The US$500 billion promised by Donald Trump to a consortium of tech companies for the Stargate initiative seems, on the surface, like good news. But at the same time the DOGE initiative, headed by Elon Musk, is slashing-and-burning its way through the US Government, including the Education Department, and the two biggest public-interest funding agencies, the National Science Foundation and the National Institutes of Health.
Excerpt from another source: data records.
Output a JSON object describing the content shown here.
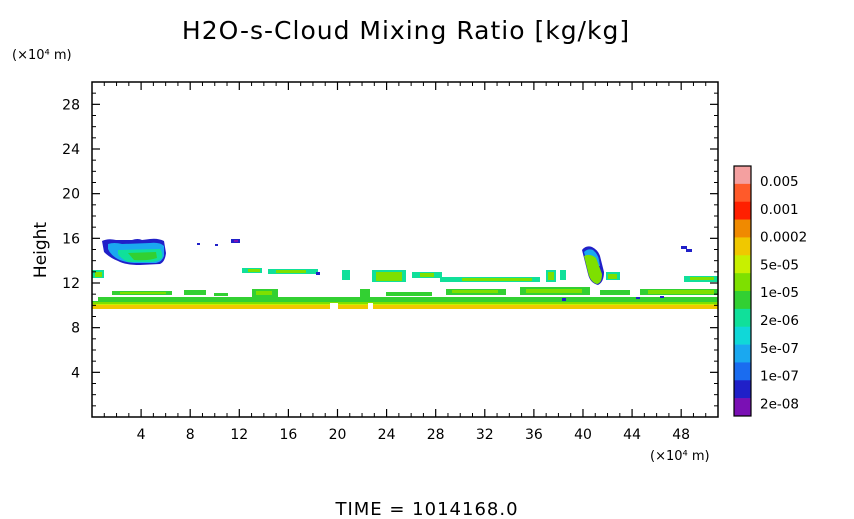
{
  "chart_data": {
    "type": "heatmap",
    "title": "H2O-s-Cloud Mixing Ratio [kg/kg]",
    "ylabel": "Height",
    "y_unit": "(×10⁴ m)",
    "x_unit": "(×10⁴ m)",
    "time_label": "TIME = 1014168.0",
    "xlim": [
      0,
      51
    ],
    "ylim": [
      0,
      30
    ],
    "x_ticks": [
      4,
      8,
      12,
      16,
      20,
      24,
      28,
      32,
      36,
      40,
      44,
      48
    ],
    "y_ticks": [
      4,
      8,
      12,
      16,
      20,
      24,
      28
    ],
    "grid": false,
    "legend_position": "right",
    "colorbar": {
      "labels": [
        "0.005",
        "0.001",
        "0.0002",
        "5e-05",
        "1e-05",
        "2e-06",
        "5e-07",
        "1e-07",
        "2e-08"
      ],
      "colors": [
        "#f4a0a0",
        "#ff5a2a",
        "#ff2000",
        "#f08a00",
        "#f0c800",
        "#c8f000",
        "#7ee000",
        "#32d032",
        "#10e09a",
        "#10d8d8",
        "#1aa8f0",
        "#1a6cf0",
        "#2020c8",
        "#7a10b4"
      ]
    },
    "regions": [
      {
        "x": [
          1.0,
          6.0
        ],
        "y": [
          13.8,
          15.9
        ],
        "level": "2e-06"
      },
      {
        "x": [
          0.0,
          51.0
        ],
        "y": [
          9.6,
          10.0
        ],
        "level": "5e-05"
      },
      {
        "x": [
          0.0,
          51.0
        ],
        "y": [
          10.0,
          10.7
        ],
        "level": "1e-05"
      },
      {
        "x": [
          0.0,
          51.0
        ],
        "y": [
          10.7,
          13.3
        ],
        "level": "1e-05"
      },
      {
        "x": [
          39.7,
          41.4
        ],
        "y": [
          12.0,
          15.2
        ],
        "level": "5e-05"
      }
    ]
  }
}
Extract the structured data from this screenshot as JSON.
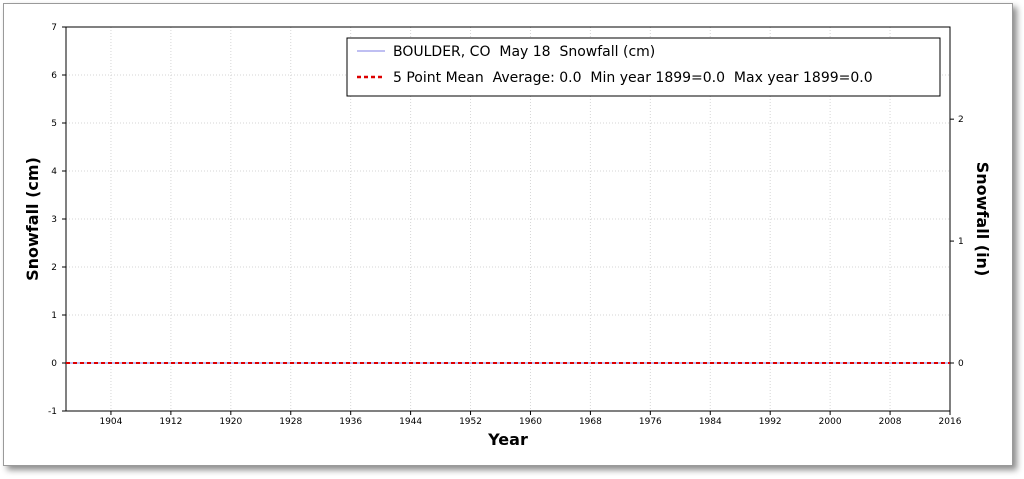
{
  "chart_data": {
    "type": "line",
    "xlabel": "Year",
    "ylabel": "Snowfall (cm)",
    "y2label": "Snowfall (in)",
    "xlim": [
      1898,
      2016
    ],
    "ylim": [
      -1,
      7
    ],
    "y2lim": [
      -0.3937,
      2.7559
    ],
    "x_ticks": [
      1904,
      1912,
      1920,
      1928,
      1936,
      1944,
      1952,
      1960,
      1968,
      1976,
      1984,
      1992,
      2000,
      2008,
      2016
    ],
    "y_ticks": [
      -1,
      0,
      1,
      2,
      3,
      4,
      5,
      6,
      7
    ],
    "y2_ticks": [
      0,
      1,
      2
    ],
    "grid": true,
    "legend_position": "top-right",
    "series": [
      {
        "name": "BOULDER, CO  May 18  Snowfall (cm)",
        "color": "#aaaaee",
        "style": "solid",
        "x": [
          1898,
          2016
        ],
        "y": [
          0,
          0
        ]
      },
      {
        "name": "5 Point Mean  Average: 0.0  Min year 1899=0.0  Max year 1899=0.0",
        "color": "#dd0000",
        "style": "dashed",
        "x": [
          1898,
          2016
        ],
        "y": [
          0,
          0
        ]
      }
    ]
  }
}
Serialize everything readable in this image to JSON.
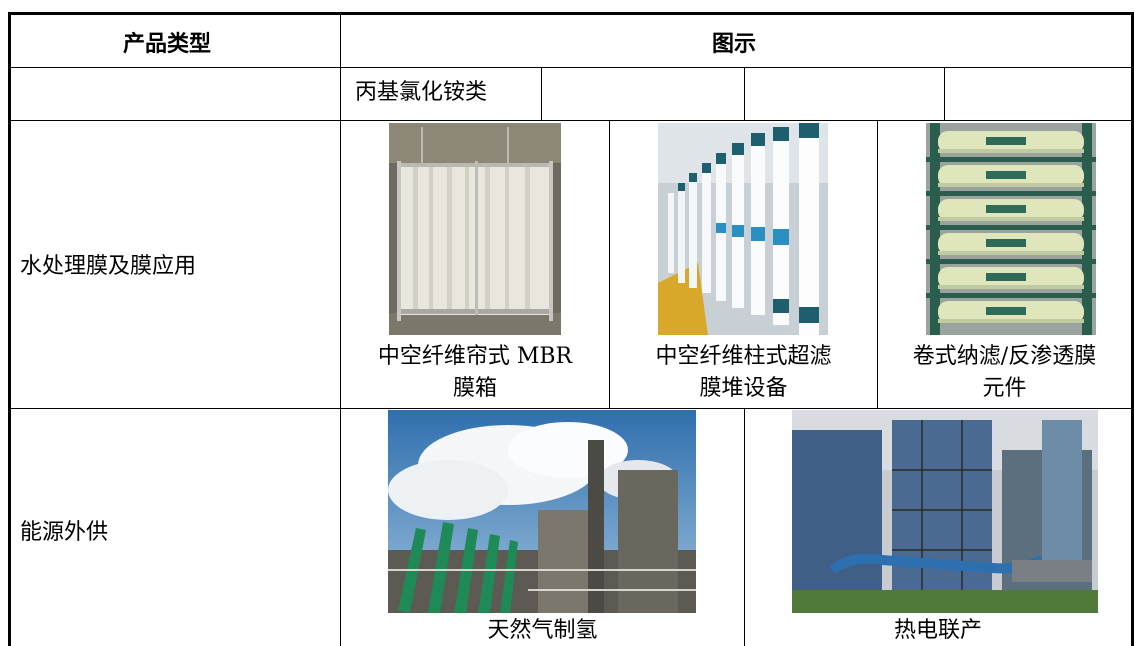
{
  "table": {
    "header": {
      "col1": "产品类型",
      "col2": "图示"
    },
    "row_chemical": {
      "label": "",
      "item": "丙基氯化铵类"
    },
    "row_membrane": {
      "label": "水处理膜及膜应用",
      "items": [
        {
          "line1": "中空纤维帘式 MBR",
          "line2": "膜箱",
          "icon": "mbr-membrane-box-photo"
        },
        {
          "line1": "中空纤维柱式超滤",
          "line2": "膜堆设备",
          "icon": "uf-membrane-stack-photo"
        },
        {
          "line1": "卷式纳滤/反渗透膜",
          "line2": "元件",
          "icon": "ro-membrane-element-photo"
        }
      ]
    },
    "row_energy": {
      "label": "能源外供",
      "items": [
        {
          "caption": "天然气制氢",
          "icon": "hydrogen-plant-photo"
        },
        {
          "caption": "热电联产",
          "icon": "cogeneration-plant-photo"
        }
      ]
    }
  }
}
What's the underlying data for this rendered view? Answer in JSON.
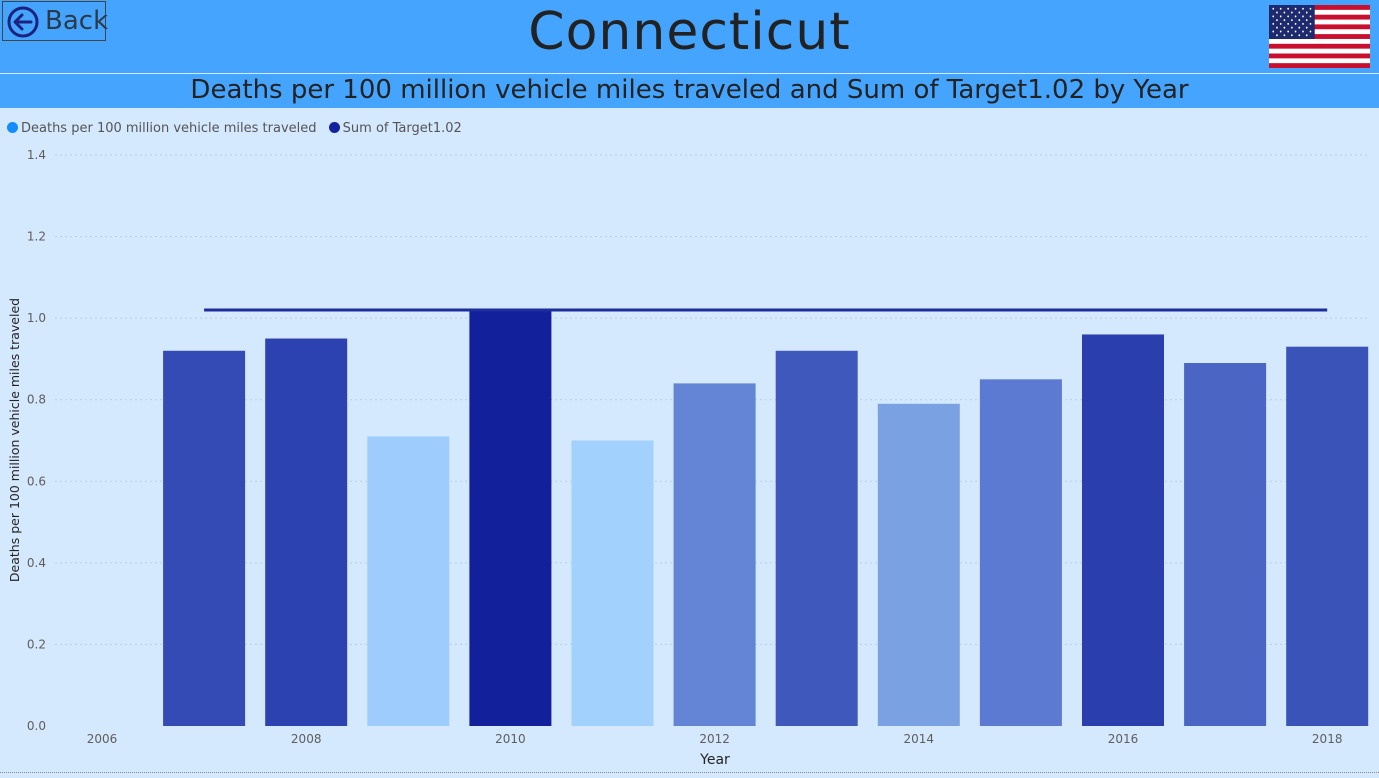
{
  "header": {
    "back_label": "Back",
    "page_title": "Connecticut",
    "flag_icon": "us-flag-icon"
  },
  "colors": {
    "header_bg": "#45a5fe",
    "page_bg": "#d4e8fe",
    "target_line": "#1d2e9c",
    "legend_deaths": "#118dff",
    "legend_target": "#12239e"
  },
  "chart_data": {
    "type": "bar",
    "title": "Deaths per 100 million vehicle miles traveled and Sum of Target1.02 by Year",
    "xlabel": "Year",
    "ylabel": "Deaths per 100 million vehicle miles traveled",
    "ylim": [
      0,
      1.4
    ],
    "yticks": [
      "0.0",
      "0.2",
      "0.4",
      "0.6",
      "0.8",
      "1.0",
      "1.2",
      "1.4"
    ],
    "xticks": [
      "2006",
      "2008",
      "2010",
      "2012",
      "2014",
      "2016",
      "2018"
    ],
    "grid": true,
    "legend_position": "top-left",
    "categories": [
      2007,
      2008,
      2009,
      2010,
      2011,
      2012,
      2013,
      2014,
      2015,
      2016,
      2017,
      2018
    ],
    "series": [
      {
        "name": "Deaths per 100 million vehicle miles traveled",
        "type": "bar",
        "values": [
          0.92,
          0.95,
          0.71,
          1.02,
          0.7,
          0.84,
          0.92,
          0.79,
          0.85,
          0.96,
          0.89,
          0.93
        ],
        "colors": [
          "#344bb6",
          "#2c42b0",
          "#9ecdfd",
          "#12209c",
          "#a2d1fe",
          "#6484d6",
          "#3f58bc",
          "#7aa1e2",
          "#5d7ad2",
          "#2a3eae",
          "#4b65c4",
          "#3a53b9"
        ]
      },
      {
        "name": "Sum of Target1.02",
        "type": "line",
        "values": [
          1.02,
          1.02,
          1.02,
          1.02,
          1.02,
          1.02,
          1.02,
          1.02,
          1.02,
          1.02,
          1.02,
          1.02
        ]
      }
    ]
  }
}
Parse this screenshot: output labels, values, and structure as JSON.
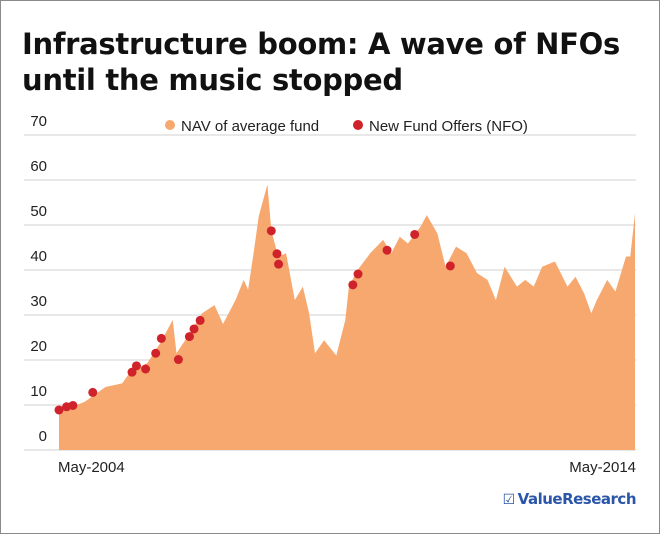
{
  "title": "Infrastructure boom: A wave of NFOs until the music stopped",
  "logo": {
    "text": "ValueResearch",
    "icon": "checkbox-icon"
  },
  "colors": {
    "area": "#f6a86f",
    "dots": "#d0222a",
    "grid": "#d9d9d9",
    "logo": "#2a55a8"
  },
  "chart_data": {
    "type": "area",
    "title": "Infrastructure boom: A wave of NFOs until the music stopped",
    "xlabel": "",
    "ylabel": "",
    "ylim": [
      0,
      70
    ],
    "yticks": [
      0,
      10,
      20,
      30,
      40,
      50,
      60,
      70
    ],
    "xlim": [
      "2004-05-01",
      "2014-05-01"
    ],
    "xtick_labels": [
      "May-2004",
      "May-2014"
    ],
    "grid": "horizontal",
    "legend": {
      "position": "top",
      "entries": [
        "NAV of average fund",
        "New Fund Offers (NFO)"
      ]
    },
    "series": [
      {
        "name": "NAV of average fund",
        "type": "area",
        "points": [
          [
            "2004-05-01",
            8.5
          ],
          [
            "2004-10-10",
            10.7
          ],
          [
            "2005-02-20",
            14
          ],
          [
            "2005-06-05",
            14.8
          ],
          [
            "2005-07-28",
            17.4
          ],
          [
            "2005-11-12",
            19.3
          ],
          [
            "2006-02-01",
            23.7
          ],
          [
            "2006-04-22",
            28.9
          ],
          [
            "2006-05-16",
            21.5
          ],
          [
            "2006-07-10",
            24.4
          ],
          [
            "2006-10-25",
            30.4
          ],
          [
            "2007-01-12",
            32.2
          ],
          [
            "2007-03-07",
            28
          ],
          [
            "2007-05-25",
            33.3
          ],
          [
            "2007-07-16",
            37.8
          ],
          [
            "2007-08-13",
            35.6
          ],
          [
            "2007-09-22",
            45
          ],
          [
            "2007-10-19",
            51.9
          ],
          [
            "2007-12-13",
            59
          ],
          [
            "2008-01-07",
            48.9
          ],
          [
            "2008-02-19",
            43
          ],
          [
            "2008-04-10",
            43.7
          ],
          [
            "2008-06-04",
            33.3
          ],
          [
            "2008-07-25",
            36.3
          ],
          [
            "2008-09-03",
            30.4
          ],
          [
            "2008-10-10",
            21.5
          ],
          [
            "2008-12-07",
            24.4
          ],
          [
            "2009-02-22",
            21
          ],
          [
            "2009-04-20",
            28.9
          ],
          [
            "2009-05-13",
            36.3
          ],
          [
            "2009-07-07",
            40
          ],
          [
            "2009-09-25",
            43.7
          ],
          [
            "2009-12-16",
            46.7
          ],
          [
            "2010-02-06",
            43.7
          ],
          [
            "2010-04-01",
            47.4
          ],
          [
            "2010-05-22",
            45.9
          ],
          [
            "2010-08-10",
            49.6
          ],
          [
            "2010-09-19",
            52.2
          ],
          [
            "2010-11-25",
            48.1
          ],
          [
            "2011-01-16",
            40.7
          ],
          [
            "2011-03-23",
            45.2
          ],
          [
            "2011-05-29",
            43.7
          ],
          [
            "2011-08-03",
            39.3
          ],
          [
            "2011-10-09",
            37.8
          ],
          [
            "2011-12-01",
            33.3
          ],
          [
            "2012-01-25",
            40.7
          ],
          [
            "2012-04-13",
            36.3
          ],
          [
            "2012-06-04",
            37.8
          ],
          [
            "2012-07-28",
            36.3
          ],
          [
            "2012-09-19",
            40.7
          ],
          [
            "2012-12-09",
            41.9
          ],
          [
            "2013-02-27",
            36.3
          ],
          [
            "2013-04-19",
            38.5
          ],
          [
            "2013-06-12",
            34.8
          ],
          [
            "2013-07-28",
            30.4
          ],
          [
            "2013-09-01",
            33.3
          ],
          [
            "2013-11-06",
            37.8
          ],
          [
            "2013-12-28",
            35.2
          ],
          [
            "2014-03-05",
            43
          ],
          [
            "2014-04-01",
            43
          ],
          [
            "2014-05-01",
            52.6
          ]
        ]
      },
      {
        "name": "New Fund Offers (NFO)",
        "type": "scatter",
        "points": [
          [
            "2004-05-01",
            8.9
          ],
          [
            "2004-06-18",
            9.6
          ],
          [
            "2004-07-28",
            9.9
          ],
          [
            "2004-12-01",
            12.8
          ],
          [
            "2005-08-07",
            17.3
          ],
          [
            "2005-09-04",
            18.7
          ],
          [
            "2005-11-01",
            18
          ],
          [
            "2006-01-04",
            21.5
          ],
          [
            "2006-02-09",
            24.8
          ],
          [
            "2006-05-28",
            20.1
          ],
          [
            "2006-08-06",
            25.2
          ],
          [
            "2006-09-04",
            26.9
          ],
          [
            "2006-10-13",
            28.8
          ],
          [
            "2008-01-07",
            48.7
          ],
          [
            "2008-02-12",
            43.6
          ],
          [
            "2008-02-22",
            41.3
          ],
          [
            "2009-06-07",
            36.7
          ],
          [
            "2009-07-10",
            39.1
          ],
          [
            "2010-01-10",
            44.4
          ],
          [
            "2010-07-04",
            47.9
          ],
          [
            "2011-02-15",
            40.9
          ]
        ]
      }
    ]
  }
}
However you view the cause-and-effect, it is clear that in America a tectonic shift in spending is favouring the companies that gather your data and store it with very little meaningful consent from you, and away from the places where funding is allocated in the public interest, with citizen oversight, and careful ethical consideration. That funding is more competitive than the Bay Area startup ecosystem, ensuring the very best ideas get funded. That’s a refreshing contrast with the patronage and sloshing largesse of in-house corporate investment and government-corporate “partnership”.
How will the AI of the future deliver maximum benefit for humanity – as many claim – if it is suffering from indigestion having gobbled up the only institution known to be able to separate nutritious ideas from crap.